Les particuliers s’intéressent de plus en plus aux investissements en bourse. Au niveau de l’espace UEMOA, les petits porteurs sont regroupés au sein de l’Association des actionnaires des sociétés cotées à la Bourse régionale des valeurs mobilières (AASCOT-BRVM). Président de cette organisation, Maurice Botoh Yapo lève le voile sur les activités des petits porteurs opérant à la BRVM.

FORBES AFRIQUE : Pouvez-vous nous présenter l’association que vous dirigez ? Qu’est-ce qui a motivé la mise en place de cette structure ?

MAURICE BOTOH YAPO : L’Association des actionnaires des sociétés cotées à la Bourse régionale des valeurs mobilières a vu le jour en 2001, après que plusieurs actionnaires aient réalisé que pour être entendus, il leur fallait se regrouper. Notre association a été mise sur pied avec un double objectif : défendre les intérêts des actionnaires vis-à-vis des sociétés, des États, des SGI (Sociétés de gestion et d’intermédiation), de la BRVM, et améliorer les connaissances des actionnaires par des séances de formation.
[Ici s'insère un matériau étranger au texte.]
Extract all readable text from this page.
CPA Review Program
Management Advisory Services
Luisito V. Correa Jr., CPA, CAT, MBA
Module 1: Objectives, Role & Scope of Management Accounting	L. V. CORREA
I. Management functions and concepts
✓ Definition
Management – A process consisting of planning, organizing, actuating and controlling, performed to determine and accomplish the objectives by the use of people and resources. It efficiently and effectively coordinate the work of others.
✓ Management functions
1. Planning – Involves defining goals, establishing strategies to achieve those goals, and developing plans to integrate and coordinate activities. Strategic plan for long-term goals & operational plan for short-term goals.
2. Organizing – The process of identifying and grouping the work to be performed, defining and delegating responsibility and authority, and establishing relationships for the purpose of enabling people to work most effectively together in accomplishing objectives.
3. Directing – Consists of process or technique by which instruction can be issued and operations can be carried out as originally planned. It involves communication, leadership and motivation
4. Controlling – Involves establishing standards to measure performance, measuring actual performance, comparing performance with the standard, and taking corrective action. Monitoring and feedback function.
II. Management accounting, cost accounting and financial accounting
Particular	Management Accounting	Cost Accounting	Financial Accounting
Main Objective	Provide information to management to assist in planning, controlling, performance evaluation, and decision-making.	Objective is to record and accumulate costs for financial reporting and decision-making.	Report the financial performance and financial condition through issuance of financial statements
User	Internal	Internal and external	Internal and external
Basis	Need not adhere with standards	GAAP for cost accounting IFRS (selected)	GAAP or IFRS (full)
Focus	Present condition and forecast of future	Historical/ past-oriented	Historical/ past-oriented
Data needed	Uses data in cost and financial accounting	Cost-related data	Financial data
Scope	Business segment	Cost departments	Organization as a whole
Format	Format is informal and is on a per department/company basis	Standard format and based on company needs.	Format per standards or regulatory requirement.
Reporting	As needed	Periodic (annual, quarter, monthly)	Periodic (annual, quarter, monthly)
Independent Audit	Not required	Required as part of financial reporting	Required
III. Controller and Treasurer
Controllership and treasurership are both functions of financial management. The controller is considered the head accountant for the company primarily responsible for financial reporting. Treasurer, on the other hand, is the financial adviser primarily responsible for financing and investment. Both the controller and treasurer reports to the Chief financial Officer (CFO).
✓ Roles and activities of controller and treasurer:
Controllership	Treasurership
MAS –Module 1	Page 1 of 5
Quelles grandes activités l’AASCOT-BRVM a-t-elle menées durant l’année boursière 2015 ?

L’année dernière, nous avons pris contact avec deux pays, le Bénin et le Niger, dans l’optique de mieux faire connaître notre association et de promouvoir davantage la bourse. Nous avons par ailleurs continué à former nos actionnaires ou futurs actionnaires lors des « tribunes du jeudi », qui ont lieu dans la salle de cotation de la BRVM et au cours desquelles expliquons les éléments essentiels pour pouvoir mieux investir. Enfin, lors des assemblées générales, nous donnons notre point de vue sur la gestion des entreprises cotées à la BRVM.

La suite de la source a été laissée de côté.